Originally Posted by
The Sultan
It is my understanding that the “vertical hop” with Van Horn blades is asynchronous with main rotor 1/rev which makes it completely different from the “hop” with Bell blades. With Bell blades the “hop” at certain torque settings (ground and flight) is at 1/rev and is aggravated by a swashplate with freeplay when the sum of the forces on the swashplate oscillates through zero. With Bell blades this “feature” is never at a level that would be considered violent. The VH “hop” sounds more like it is sourced from a rotor mode coincident with an airframe/pylon mode.

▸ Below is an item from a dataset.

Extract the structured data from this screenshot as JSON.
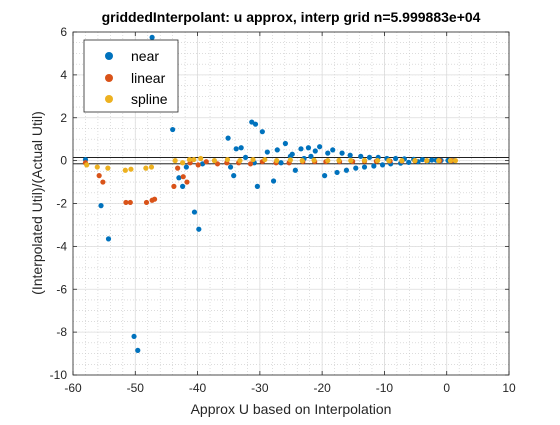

Sultan: when you say "asynchronous with main rotor 1/rev" are you saying the "hop" is at 0.5/rev or perhaps instead 2/rev? I am no aviation engineer, but I would associate a 1/rev with a mass imbalance in main rotor, or inconsistent incidence settings on (both) blades. The 2/rev corresponds to blade passing frequency of a 2-blade main rotor and can easily be explained by unsteady aerodynamics of the rotor in forward flight, even with perfectly balanced and set-up rotor. The 2-rev is what the Nodamatic suspension on the Long Ranger (and a few other Bell types) is intended to smooth out. A 0.5/rev might be possible too. The equivalent on ships operating in a seaway is called "parametric rolling" (sometimes also called asynchronous rolling) as opposed to "synchronous rolling" and sometimes leads to loss of containers when very large but relatively slow roll motions build up on containerships.

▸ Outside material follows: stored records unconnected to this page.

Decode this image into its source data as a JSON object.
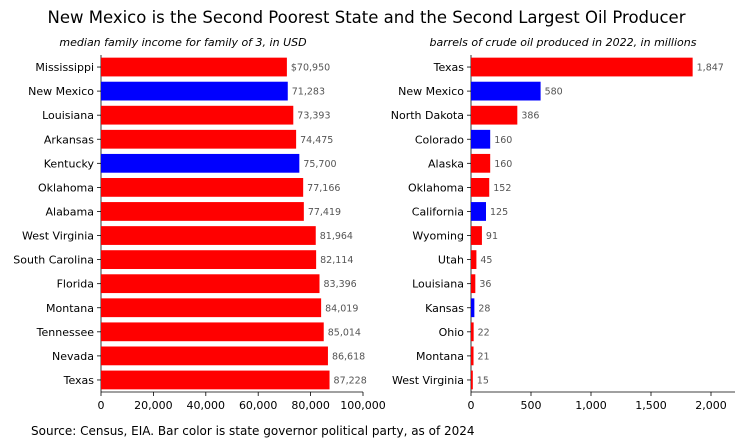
{
  "title": "New Mexico is the Second Poorest State and the Second Largest Oil Producer",
  "source": "Source: Census, EIA. Bar color is state governor political party, as of 2024",
  "colors": {
    "republican": "#ff0000",
    "democrat": "#0000ff"
  },
  "chart_data": [
    {
      "type": "bar",
      "orientation": "horizontal",
      "subtitle": "median family income for family of 3, in USD",
      "categories": [
        "Mississippi",
        "New Mexico",
        "Louisiana",
        "Arkansas",
        "Kentucky",
        "Oklahoma",
        "Alabama",
        "West Virginia",
        "South Carolina",
        "Florida",
        "Montana",
        "Tennessee",
        "Nevada",
        "Texas"
      ],
      "values": [
        70950,
        71283,
        73393,
        74475,
        75700,
        77166,
        77419,
        81964,
        82114,
        83396,
        84019,
        85014,
        86618,
        87228
      ],
      "value_labels": [
        "$70,950",
        "71,283",
        "73,393",
        "74,475",
        "75,700",
        "77,166",
        "77,419",
        "81,964",
        "82,114",
        "83,396",
        "84,019",
        "85,014",
        "86,618",
        "87,228"
      ],
      "party": [
        "R",
        "D",
        "R",
        "R",
        "D",
        "R",
        "R",
        "R",
        "R",
        "R",
        "R",
        "R",
        "R",
        "R"
      ],
      "xlim": [
        0,
        100000
      ],
      "xticks": [
        0,
        20000,
        40000,
        60000,
        80000,
        100000
      ],
      "xtick_labels": [
        "0",
        "20,000",
        "40,000",
        "60,000",
        "80,000",
        "100,000"
      ]
    },
    {
      "type": "bar",
      "orientation": "horizontal",
      "subtitle": "barrels of crude oil produced in 2022, in millions",
      "categories": [
        "Texas",
        "New Mexico",
        "North Dakota",
        "Colorado",
        "Alaska",
        "Oklahoma",
        "California",
        "Wyoming",
        "Utah",
        "Louisiana",
        "Kansas",
        "Ohio",
        "Montana",
        "West Virginia"
      ],
      "values": [
        1847,
        580,
        386,
        160,
        160,
        152,
        125,
        91,
        45,
        36,
        28,
        22,
        21,
        15
      ],
      "value_labels": [
        "1,847",
        "580",
        "386",
        "160",
        "160",
        "152",
        "125",
        "91",
        "45",
        "36",
        "28",
        "22",
        "21",
        "15"
      ],
      "party": [
        "R",
        "D",
        "R",
        "D",
        "R",
        "R",
        "D",
        "R",
        "R",
        "R",
        "D",
        "R",
        "R",
        "R"
      ],
      "xlim": [
        0,
        2200
      ],
      "xticks": [
        0,
        500,
        1000,
        1500,
        2000
      ],
      "xtick_labels": [
        "0",
        "500",
        "1,000",
        "1,500",
        "2,000"
      ]
    }
  ]
}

I still have an uneasy feeling that blades with different mass and stiffness characteristics than OEM Bell blades might be adversely interacting with the Nodamatic system in a way that hasn't been fully understood by VH, Bell or regulators? Furthermore, I feel it might be possible any "hop" may not be doing much good to the securing arrangement for the inertia masses in the blade tips. So the need for the tap testing (and VH has a more recent reminder of the importance of this on their website) and the incidence of "hopping" could be linked. Speculation?... sure, I accept it is. The sooner NTSB has findings on New York accident and TSB has findings on latest Long Ranger loss, the better.